- O aquecimento global intensifica a transformação do mercúrio em metilmercúrio, mais tóxico e que se acumula na cadeia alimentar, potencialmente chegando aos humanos via peixes.
- Hoje, cerca de 230 mil toneladas de mercúrio estão espalhadas pelos oceanos, permanecendo no ambiente marinho por cerca de 300 anos.
- As estimativas foram revistas para baixo: antes se falava em até 100 milhões de toneladas e permanência de mais de 100 mil anos.
- A principal via de chegada do mercúrio aos oceanos é a atividade humana — queima de combustíveis fósseis, mineração, produção industrial e desmatamento; há também fontes naturais.
- O tema foi debatido na Reunião Magna da Academia Brasileira de Ciências, que discute o papel do mercúrio como poluente global e a necessidade de ações políticas, citando a Convenção de Minamata.
O aquecimento global intensifica a transformação do mercúrio em metilmercúrio, substância mais tóxica que se acumula na cadeia alimentar e pode chegar aos humanos via peixes. A afirmação foi apresentada durante a Reunião Magna da ABC, no Rio de Janeiro, no primeiro dia do evento.
Pesquisadores ressaltaram que cerca de 230 mil toneladas de mercúrio estão dispersas nos oceanos e podem permanecer no ambiente marinho por cerca de 300 anos. Dados esses, houve a revisão para baixo de estimativas anteriores, que apontavam até 100 milhões de toneladas e permanência de mais de 100 mil anos.
O estudo, apresentado pelo químico francês Lars-Eric Heimburger-Boavida, do Centre National de la Recherche Scientifique, aponta que grande parte do mercúrio chega aos oceanos por fontes humanas, como queima de combustíveis fósseis, mineração, indústria e desmatamento, além de contribuições naturais por vulcões e erosão de rochas.

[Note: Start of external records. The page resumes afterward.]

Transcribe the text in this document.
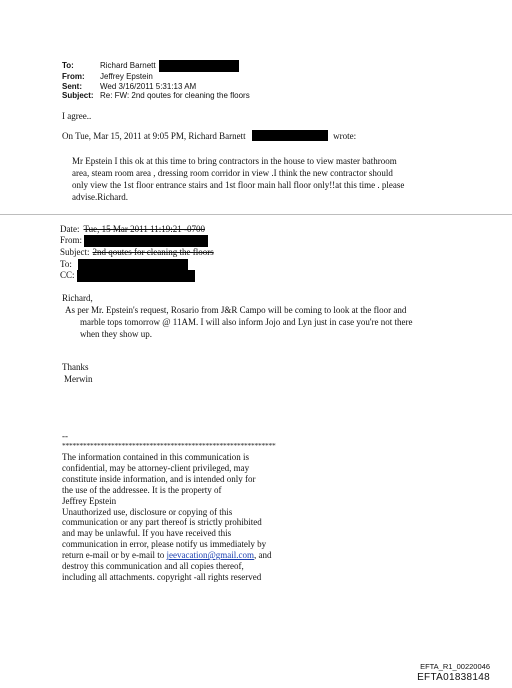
To:	Richard Barnett
From:	Jeffrey Epstein
Sent:	Wed 3/16/2011 5:31:13 AM
Subject: Re: FW: 2nd qoutes for cleaning the floors
I agree..
On Tue, Mar 15, 2011 at 9:05 PM, Richard Barnett	wrote:
Mr Epstein I this ok at this time to bring contractors in the house to view master bathroom
area, steam room area , dressing room corridor in view .I think the new contractor should
only view the 1st floor entrance stairs and 1st floor main hall floor only!!at this time . please
advise.Richard.
Date: Tue, 15 Mar 2011 11:19:21 -0700
From:
Subject: 2nd qoutes for cleaning the floors
To:
CC:
Richard,
As per Mr. Epstein's request, Rosario from J&R Campo will be coming to look at the floor and
marble tops tomorrow @ 11AM. I will also inform Jojo and Lyn just in case you're not there
when they show up.
Thanks
Merwin
--
*************************************************************
The information contained in this communication is
confidential, may be attorney-client privileged, may
constitute inside information, and is intended only for
the use of the addressee. It is the property of
Jeffrey Epstein
Unauthorized use, disclosure or copying of this
communication or any part thereof is strictly prohibited
and may be unlawful. If you have received this
communication in error, please notify us immediately by
return e-mail or by e-mail to jeevacation@gmail.com, and
destroy this communication and all copies thereof,
including all attachments. copyright -all rights reserved
EFTA_R1_00220046
EFTA01838148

Poluição global e dinâmica no ambiente
O biólogo Carlos Eduardo de Rezende, da UENF, destacou o papel do mercúrio como poluente global e sua interação com matéria orgânica em ecossistemas terrestres e costeiros. Segundo ele, o mercúrio circula pela atmosfera e se redistribui pelo planeta, com a matéria orgânica atuando como suporte que retém o metal e influencia sua mobilidade.
Regiões específicas, como a bacia do Rio Paraíba do Sul, já sofrem impactos da mudança de uso do solo na dinâmica do mercúrio. A atividade mineradora ilegal persiste na área, mesmo após a vigência da Convenção de Minamata sobre Mercúrio.
O pesquisador enfatizou a necessidade de novas pesquisas sobre o ciclo global do mercúrio, especialmente diante de mudanças climáticas, transição energética e maior envolvimento governamental na questão. A importância do tema para políticas públicas é destacada em meio a pressões sobre o oceano.
Sobre a reunião
O encontro da ABC segue até 7 de maio, reunindo pesquisadores nacionais e internacionais com foco em ciência oceânica. A edição deste ano é coordenada pelo acadêmico Luiz Drude de Lacerda, da UFC, que ressaltou o papel central do oceano para o funcionamento do planeta e para o bem-estar de milhões de pessoas.